Aggressive Sales Department Can Hurt F&I

Without the finance and insurance office’s due diligence, a rogue salesperson can deceive lenders and expose a car dealership to fraud liability.

A car dealership’s finance and insurance office can lose its effectiveness when an especially aggressive sales desk, perhaps unwittingly aided by a weak F&I manager, begins performing key functions once solely in the realm of the F&I professional.

“This trend is eliminating the vital checks and balances the F&I office provides on deals, and it is deteriorating the dealership’s value in structuring a deal that’s good for the customer and right for a particular lender,” says F&I consultant Ron Reahard.

The trend stems from the recent economic meltdown. During the credit crisis of 2008 and 2009, lenders were financing only the most creditworthy customers and turning down just about everyone else.

“The desk concludes, ‘Why not just submit all 720 or so FICO (Fair and Isaac Co.) deals electronically and bypass the finance office?’” Reahard says. “The sales department, in many cases, took over the financing part of the deal, putting the dealership at considerable risk.”

He argues that without F&I’s due diligence, a rogue salesperson or sales manager who coaches a customer on a credit application (exaggerating income, for instance) and then electronically submits a credit application can deceive lenders and expose the dealership to fraud liability.

Fudging of credit-application information is not new to auto lending, and a shady dealership finance manager is capable of it. But lenders have become far less tolerant of that behavior. The chances of this happening go down if a well-run F&I office processes and submits loan applications, Reahard says.

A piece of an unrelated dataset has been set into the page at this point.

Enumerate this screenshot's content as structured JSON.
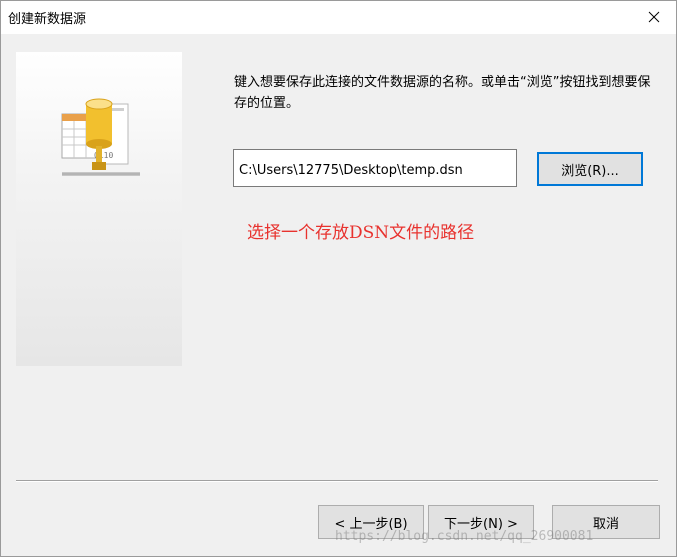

“Dealerships must have someone other than the sales department or sales person review customer-credit information,” he says. “That has been and still needs to be the role of the F&I professional.

“It is F&I’s duty to learn the customer’s story and then work a deal that obtains for the customer a competitive rate.”

In doing so, an F&I manager also takes into account lenders’ portfolio mixes that typically are balanced by loans of various risk levels.

An F&I manager also is better attuned to a lender’s look-to-book ratio. If it is, say 40%, the lender expects to fund four deals out of 10 applications submitted. A sales desk submitting loan applications might not know or care about that.

Moreover, when financing is removed from F&I, it can deprive the F&I that department of information it needs to make credible and effective sales presentations of aftermarket products.

Presentations then become rote product pitches that do little to match product benefits to customer needs, Reahard says.

“This is very ineffective, and an F&I manager in such a position cannot help the customer make a good decision with regard to the options available in connection with their purchase,” he says.

“If this trend toward the desk handling customer’s financing continues, the F&I department will go away, because it can no longer add value to the purchase experience.”